I am trying to find Fourier series of shifted square wave. I found $a_n$ and $b_n $ coefficients but when I draw it by matlab, unfortunately I don't get the right graph.
here the coefficients:
$$ a_n = \frac{A}{n \cdot \pi}\left( 2 \cdot \sin(n \cdot p) \cdot \cos(n \cdot \pi) - 2 \cdot \sin(n \cdot \pi) \right) $$
$$ b_n = \frac{A}{\pi \cdot n}\left( 2 \cdot \cos(n \cdot p)-2 \cdot \cos(n \cdot \pi) \cdot \cos(n \cdot p) + \cos(n \cdot p) \right) $$
p: shifting angle.
Here the codes that I used to draw graph
A = 12;
p =pi/6;
t = 0:0.001:(2*pi+p);
fourier = 0;
for n=1:2:1000
m = n;
fourier_an = A*(2*sin(n*p)*cos(n*pi)-2*sin(n*p))*cos(n*t)/(n*pi);
fourier_bn = A*(2*cos(m*p)-2*cos(m*pi)*cos(m*p)+cos(m*p))*sin(m*t)/(m*pi);
fourier = fourier_an + fourier_bn + fourier;
end
plot(t,fourier);
Where did I mistake ?
As confirmed by @Piko, the problem is fixed by correcting $b_n$.
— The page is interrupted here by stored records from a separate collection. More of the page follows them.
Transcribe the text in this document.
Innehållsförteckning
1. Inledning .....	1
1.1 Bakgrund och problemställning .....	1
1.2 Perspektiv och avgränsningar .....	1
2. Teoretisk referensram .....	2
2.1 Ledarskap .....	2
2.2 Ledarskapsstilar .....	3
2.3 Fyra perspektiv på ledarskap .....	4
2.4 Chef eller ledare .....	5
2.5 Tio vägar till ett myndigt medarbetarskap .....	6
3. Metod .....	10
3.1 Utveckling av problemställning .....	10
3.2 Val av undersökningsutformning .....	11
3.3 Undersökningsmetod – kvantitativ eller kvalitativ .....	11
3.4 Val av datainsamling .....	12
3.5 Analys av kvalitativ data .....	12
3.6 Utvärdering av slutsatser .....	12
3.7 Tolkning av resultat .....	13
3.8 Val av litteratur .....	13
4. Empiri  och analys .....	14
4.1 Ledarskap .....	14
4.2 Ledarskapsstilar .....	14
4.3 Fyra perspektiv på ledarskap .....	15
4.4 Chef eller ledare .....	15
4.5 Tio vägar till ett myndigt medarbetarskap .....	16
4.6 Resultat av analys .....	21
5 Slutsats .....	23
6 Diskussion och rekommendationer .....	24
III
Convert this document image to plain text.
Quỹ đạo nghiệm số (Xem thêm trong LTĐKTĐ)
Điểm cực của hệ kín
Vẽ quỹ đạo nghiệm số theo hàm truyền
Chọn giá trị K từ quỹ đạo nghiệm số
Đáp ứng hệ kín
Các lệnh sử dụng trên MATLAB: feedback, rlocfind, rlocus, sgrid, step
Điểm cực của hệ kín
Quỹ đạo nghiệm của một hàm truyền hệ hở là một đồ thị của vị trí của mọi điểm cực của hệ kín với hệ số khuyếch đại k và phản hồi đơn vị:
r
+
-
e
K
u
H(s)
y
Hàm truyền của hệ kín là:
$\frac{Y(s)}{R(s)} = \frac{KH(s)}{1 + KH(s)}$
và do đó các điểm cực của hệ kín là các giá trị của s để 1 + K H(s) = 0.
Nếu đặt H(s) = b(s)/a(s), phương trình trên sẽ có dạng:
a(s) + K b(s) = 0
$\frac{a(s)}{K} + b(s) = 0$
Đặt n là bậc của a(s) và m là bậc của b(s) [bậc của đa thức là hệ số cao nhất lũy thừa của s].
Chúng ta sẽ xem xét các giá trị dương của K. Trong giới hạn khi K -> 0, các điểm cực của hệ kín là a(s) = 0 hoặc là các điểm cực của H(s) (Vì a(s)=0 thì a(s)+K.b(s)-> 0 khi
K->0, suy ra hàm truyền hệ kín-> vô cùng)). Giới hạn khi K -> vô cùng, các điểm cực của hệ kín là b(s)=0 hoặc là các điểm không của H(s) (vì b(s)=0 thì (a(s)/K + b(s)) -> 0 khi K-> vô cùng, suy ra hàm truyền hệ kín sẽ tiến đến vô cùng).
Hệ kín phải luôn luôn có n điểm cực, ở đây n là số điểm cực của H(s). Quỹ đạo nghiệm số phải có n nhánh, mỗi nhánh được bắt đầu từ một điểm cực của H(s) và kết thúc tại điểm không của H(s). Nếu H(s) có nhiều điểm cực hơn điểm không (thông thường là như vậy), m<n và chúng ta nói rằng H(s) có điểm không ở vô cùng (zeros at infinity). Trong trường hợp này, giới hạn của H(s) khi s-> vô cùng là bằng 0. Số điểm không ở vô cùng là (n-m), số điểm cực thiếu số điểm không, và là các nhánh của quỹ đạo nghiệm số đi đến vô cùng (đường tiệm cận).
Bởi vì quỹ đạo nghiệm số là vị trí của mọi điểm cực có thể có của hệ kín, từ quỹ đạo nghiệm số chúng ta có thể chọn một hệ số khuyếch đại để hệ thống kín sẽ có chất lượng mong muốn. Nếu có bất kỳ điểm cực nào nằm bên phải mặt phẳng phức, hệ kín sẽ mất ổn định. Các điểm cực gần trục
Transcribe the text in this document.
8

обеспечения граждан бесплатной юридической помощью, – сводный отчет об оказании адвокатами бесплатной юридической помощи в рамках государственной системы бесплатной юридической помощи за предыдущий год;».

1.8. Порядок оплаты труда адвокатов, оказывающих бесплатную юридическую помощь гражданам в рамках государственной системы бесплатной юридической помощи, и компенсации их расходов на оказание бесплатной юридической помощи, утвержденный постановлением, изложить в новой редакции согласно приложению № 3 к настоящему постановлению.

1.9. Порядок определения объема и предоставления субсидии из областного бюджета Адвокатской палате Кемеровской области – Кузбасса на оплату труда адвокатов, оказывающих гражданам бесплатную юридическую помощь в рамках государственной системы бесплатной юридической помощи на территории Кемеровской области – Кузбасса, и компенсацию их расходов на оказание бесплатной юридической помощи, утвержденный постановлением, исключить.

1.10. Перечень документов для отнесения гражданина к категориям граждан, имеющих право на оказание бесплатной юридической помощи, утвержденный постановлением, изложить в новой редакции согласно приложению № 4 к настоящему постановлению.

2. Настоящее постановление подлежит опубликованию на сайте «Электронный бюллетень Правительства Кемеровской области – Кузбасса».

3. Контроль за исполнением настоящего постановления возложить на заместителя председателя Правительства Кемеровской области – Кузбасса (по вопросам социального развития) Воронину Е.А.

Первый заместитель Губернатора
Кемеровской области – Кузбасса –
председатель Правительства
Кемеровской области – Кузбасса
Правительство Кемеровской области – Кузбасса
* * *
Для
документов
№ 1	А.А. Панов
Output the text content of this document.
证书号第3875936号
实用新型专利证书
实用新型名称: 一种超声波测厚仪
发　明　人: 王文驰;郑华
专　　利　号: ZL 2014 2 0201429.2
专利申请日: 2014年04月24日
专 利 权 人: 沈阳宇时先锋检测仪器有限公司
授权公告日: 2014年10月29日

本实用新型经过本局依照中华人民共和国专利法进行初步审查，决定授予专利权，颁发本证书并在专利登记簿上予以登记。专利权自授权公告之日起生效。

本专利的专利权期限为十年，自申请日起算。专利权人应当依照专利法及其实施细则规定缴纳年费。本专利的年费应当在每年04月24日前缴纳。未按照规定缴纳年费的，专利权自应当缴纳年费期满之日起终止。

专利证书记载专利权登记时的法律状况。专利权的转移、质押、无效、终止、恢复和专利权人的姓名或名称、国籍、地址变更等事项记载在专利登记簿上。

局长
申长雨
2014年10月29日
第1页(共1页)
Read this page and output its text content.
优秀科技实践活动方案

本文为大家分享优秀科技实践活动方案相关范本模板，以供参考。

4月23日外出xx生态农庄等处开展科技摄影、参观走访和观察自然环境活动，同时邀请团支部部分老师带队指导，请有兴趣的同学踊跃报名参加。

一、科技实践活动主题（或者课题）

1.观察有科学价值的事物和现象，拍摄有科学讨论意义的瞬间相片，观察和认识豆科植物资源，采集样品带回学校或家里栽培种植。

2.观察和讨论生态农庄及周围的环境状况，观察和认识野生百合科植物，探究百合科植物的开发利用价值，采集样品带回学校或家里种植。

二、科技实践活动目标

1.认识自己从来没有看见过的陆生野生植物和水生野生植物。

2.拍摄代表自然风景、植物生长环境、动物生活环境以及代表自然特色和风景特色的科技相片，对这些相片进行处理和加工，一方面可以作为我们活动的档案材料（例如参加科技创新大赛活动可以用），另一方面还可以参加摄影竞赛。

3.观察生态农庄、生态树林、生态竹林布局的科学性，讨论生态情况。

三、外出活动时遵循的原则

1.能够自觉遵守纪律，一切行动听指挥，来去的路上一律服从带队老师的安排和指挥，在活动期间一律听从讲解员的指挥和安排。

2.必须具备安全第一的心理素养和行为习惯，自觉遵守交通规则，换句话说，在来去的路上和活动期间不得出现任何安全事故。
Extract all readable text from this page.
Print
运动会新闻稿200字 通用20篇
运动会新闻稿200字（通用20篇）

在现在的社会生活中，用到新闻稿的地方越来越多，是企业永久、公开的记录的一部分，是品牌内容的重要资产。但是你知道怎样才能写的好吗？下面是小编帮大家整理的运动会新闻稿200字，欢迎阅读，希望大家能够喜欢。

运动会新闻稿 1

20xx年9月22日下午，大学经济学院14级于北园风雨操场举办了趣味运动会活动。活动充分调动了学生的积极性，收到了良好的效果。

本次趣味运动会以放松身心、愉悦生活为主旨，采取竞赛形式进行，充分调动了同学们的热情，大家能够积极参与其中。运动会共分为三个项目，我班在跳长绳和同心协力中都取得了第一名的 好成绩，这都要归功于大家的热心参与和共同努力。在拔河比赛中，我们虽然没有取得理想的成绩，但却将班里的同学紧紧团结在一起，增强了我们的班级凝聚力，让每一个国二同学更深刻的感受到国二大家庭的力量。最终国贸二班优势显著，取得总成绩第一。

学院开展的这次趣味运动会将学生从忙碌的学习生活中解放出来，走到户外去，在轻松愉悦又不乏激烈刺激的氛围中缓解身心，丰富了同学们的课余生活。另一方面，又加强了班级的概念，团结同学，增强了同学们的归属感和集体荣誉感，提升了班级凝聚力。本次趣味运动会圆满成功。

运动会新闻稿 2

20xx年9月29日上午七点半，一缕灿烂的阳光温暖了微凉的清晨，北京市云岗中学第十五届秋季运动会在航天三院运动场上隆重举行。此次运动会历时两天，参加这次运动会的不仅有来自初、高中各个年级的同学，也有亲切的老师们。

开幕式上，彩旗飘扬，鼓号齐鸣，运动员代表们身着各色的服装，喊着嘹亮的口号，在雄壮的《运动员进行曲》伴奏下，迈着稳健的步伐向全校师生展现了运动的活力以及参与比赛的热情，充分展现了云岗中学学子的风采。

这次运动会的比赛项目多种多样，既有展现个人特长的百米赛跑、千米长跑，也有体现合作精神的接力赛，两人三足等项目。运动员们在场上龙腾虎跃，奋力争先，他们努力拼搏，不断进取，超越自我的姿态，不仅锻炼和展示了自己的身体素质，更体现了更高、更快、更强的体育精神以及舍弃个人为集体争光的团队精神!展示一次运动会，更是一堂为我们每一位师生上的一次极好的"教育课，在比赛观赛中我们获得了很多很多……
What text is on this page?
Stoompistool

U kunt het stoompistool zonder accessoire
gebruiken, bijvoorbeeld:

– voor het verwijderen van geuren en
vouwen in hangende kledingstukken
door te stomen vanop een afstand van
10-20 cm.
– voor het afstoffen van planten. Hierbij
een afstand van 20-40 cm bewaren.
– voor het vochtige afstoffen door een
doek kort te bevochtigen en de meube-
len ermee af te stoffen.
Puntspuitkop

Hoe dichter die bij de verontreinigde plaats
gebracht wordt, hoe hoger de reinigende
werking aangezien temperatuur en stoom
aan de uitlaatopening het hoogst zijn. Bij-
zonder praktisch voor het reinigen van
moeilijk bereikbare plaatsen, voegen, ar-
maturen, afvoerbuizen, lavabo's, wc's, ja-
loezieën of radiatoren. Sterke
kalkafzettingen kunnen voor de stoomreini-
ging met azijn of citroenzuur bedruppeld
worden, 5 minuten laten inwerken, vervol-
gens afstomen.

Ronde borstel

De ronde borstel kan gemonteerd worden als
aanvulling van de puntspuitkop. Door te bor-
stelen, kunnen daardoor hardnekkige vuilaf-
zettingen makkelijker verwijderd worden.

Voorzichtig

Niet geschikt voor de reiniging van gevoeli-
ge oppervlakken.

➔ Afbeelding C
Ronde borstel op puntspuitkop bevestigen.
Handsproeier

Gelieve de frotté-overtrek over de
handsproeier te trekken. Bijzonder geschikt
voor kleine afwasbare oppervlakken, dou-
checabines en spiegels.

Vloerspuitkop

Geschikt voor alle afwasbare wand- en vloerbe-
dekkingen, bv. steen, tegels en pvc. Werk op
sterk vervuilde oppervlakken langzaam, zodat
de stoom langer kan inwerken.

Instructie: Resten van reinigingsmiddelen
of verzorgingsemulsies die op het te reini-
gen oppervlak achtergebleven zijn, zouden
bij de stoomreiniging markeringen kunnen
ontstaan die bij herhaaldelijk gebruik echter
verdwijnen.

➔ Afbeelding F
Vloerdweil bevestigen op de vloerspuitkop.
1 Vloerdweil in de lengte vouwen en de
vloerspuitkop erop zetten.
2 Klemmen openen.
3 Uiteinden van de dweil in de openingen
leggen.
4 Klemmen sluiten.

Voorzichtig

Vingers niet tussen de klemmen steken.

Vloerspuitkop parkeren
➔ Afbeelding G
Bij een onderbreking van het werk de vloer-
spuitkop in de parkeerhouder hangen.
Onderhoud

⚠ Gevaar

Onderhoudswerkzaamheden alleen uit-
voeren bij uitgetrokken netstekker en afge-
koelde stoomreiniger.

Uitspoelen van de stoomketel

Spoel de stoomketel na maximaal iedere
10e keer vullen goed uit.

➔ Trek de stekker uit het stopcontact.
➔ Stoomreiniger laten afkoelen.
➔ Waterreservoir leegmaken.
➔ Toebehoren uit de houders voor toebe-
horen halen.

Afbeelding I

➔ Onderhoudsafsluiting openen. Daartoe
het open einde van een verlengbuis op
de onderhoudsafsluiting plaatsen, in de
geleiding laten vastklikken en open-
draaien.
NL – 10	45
fourier_bn = A*(2*cos(m*p)-2*cos(m*pi)*cos(m*p))*sin(m*t)/(m*pi);Explanation
I spotted this because in the original Fourier coeffs, there is an asymmetry between the $a_n$ and $b_n$. As you can see, the length of the formula for $b_n$ is longer than that of $a_n$.
This looks suspicious. Upon inspection, this asymmetry is caused by an extra $\cos np$ term in $b_n$. After removing it, we plot the graph in Octave to see what we get, and indeed we get something looks like a square wave.